A Breath of Snow and Ashes
- The aftermath of Claire's abduction, with both her and Jamie coming to terms with her rape and brutal beating.
- Jamie's grief when Claire is dying from what they think is illness.
- Fergus attempting to commit suicide after a group of boys tried to kill Henri-Christian.
- Roger, Bree and Jem's return to the 20th century.
- The entire ending is bittersweet, when you think that Bree and her family have returned to the 20th century and are now separated from Jamie and Claire.
An Echo in the Bone
- The elder Ian's death, and Jenny's grief over it.
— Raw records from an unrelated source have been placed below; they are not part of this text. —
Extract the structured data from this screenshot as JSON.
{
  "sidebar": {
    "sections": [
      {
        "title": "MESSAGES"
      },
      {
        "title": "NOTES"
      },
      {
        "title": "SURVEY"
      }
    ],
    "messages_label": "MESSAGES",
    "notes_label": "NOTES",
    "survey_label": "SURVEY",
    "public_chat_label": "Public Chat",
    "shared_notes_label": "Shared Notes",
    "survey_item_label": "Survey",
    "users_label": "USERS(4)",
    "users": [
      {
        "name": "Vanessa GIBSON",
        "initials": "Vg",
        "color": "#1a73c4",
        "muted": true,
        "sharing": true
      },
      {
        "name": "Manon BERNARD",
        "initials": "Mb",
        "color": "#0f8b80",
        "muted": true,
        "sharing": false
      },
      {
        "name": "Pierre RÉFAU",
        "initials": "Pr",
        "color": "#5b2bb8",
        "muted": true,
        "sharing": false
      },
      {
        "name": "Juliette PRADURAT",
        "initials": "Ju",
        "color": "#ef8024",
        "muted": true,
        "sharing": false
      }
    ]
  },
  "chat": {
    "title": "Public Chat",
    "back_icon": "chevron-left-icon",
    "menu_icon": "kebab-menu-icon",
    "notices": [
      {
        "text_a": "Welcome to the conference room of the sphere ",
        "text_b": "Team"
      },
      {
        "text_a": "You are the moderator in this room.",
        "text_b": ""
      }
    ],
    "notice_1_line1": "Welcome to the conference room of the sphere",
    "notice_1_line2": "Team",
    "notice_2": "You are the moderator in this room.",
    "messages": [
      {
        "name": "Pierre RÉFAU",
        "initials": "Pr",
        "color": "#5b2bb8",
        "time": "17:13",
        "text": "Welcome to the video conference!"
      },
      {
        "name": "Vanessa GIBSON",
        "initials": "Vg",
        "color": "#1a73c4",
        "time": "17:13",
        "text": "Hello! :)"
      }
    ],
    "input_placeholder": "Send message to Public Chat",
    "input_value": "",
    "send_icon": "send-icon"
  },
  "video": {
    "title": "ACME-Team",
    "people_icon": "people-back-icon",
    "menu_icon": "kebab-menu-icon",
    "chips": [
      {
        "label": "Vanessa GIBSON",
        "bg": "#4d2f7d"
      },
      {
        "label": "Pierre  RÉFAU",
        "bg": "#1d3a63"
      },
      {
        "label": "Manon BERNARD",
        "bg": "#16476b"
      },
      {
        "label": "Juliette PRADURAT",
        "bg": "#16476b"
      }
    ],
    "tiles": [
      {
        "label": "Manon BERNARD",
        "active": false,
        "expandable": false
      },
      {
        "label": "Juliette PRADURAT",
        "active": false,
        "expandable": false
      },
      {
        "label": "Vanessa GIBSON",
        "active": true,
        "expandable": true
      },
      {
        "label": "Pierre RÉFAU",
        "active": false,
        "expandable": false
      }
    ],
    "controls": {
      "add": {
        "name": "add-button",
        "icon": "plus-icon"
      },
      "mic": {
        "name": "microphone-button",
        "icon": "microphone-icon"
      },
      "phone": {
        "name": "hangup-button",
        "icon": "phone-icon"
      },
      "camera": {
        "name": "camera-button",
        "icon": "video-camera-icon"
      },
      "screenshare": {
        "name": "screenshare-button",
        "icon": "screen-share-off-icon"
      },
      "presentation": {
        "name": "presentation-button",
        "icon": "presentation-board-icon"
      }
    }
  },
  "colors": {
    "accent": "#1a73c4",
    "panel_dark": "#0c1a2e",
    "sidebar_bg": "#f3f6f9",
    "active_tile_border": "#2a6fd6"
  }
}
There's also his insistence that Young Ian return to America to be with Rachel, after finding out that Ian has a sweetheart. He could have stayed silent and let Ian stay with him until he died, which is what Ian was willing to do, but instead put Ian's happiness first and told him to go.
- The whole novel, especially the sections concerning Bree and Roger, can be very sad when you think that they are separated from Jamie and Claire possibly forever, and that Bree has lost both her parents (her mother for the second time) and could call herself an orphan now. Then there are the letters that Jamie and Claire leave for Bree and her family, some of which leave Bree feeling more than teary.
- Jamie's feeling of sadness when Fergus suggests to him that they might meet Bree and her family in France (which is where everyone except Jamie, Claire and Ian believe they have gone), and his flat response stating that they will never see them again.
Written in My Own Heart's Blood
- Claire's shooting, and Jamie's fear and grief over it.
- Henri-Christian's death. Especially Germain's guilt over it.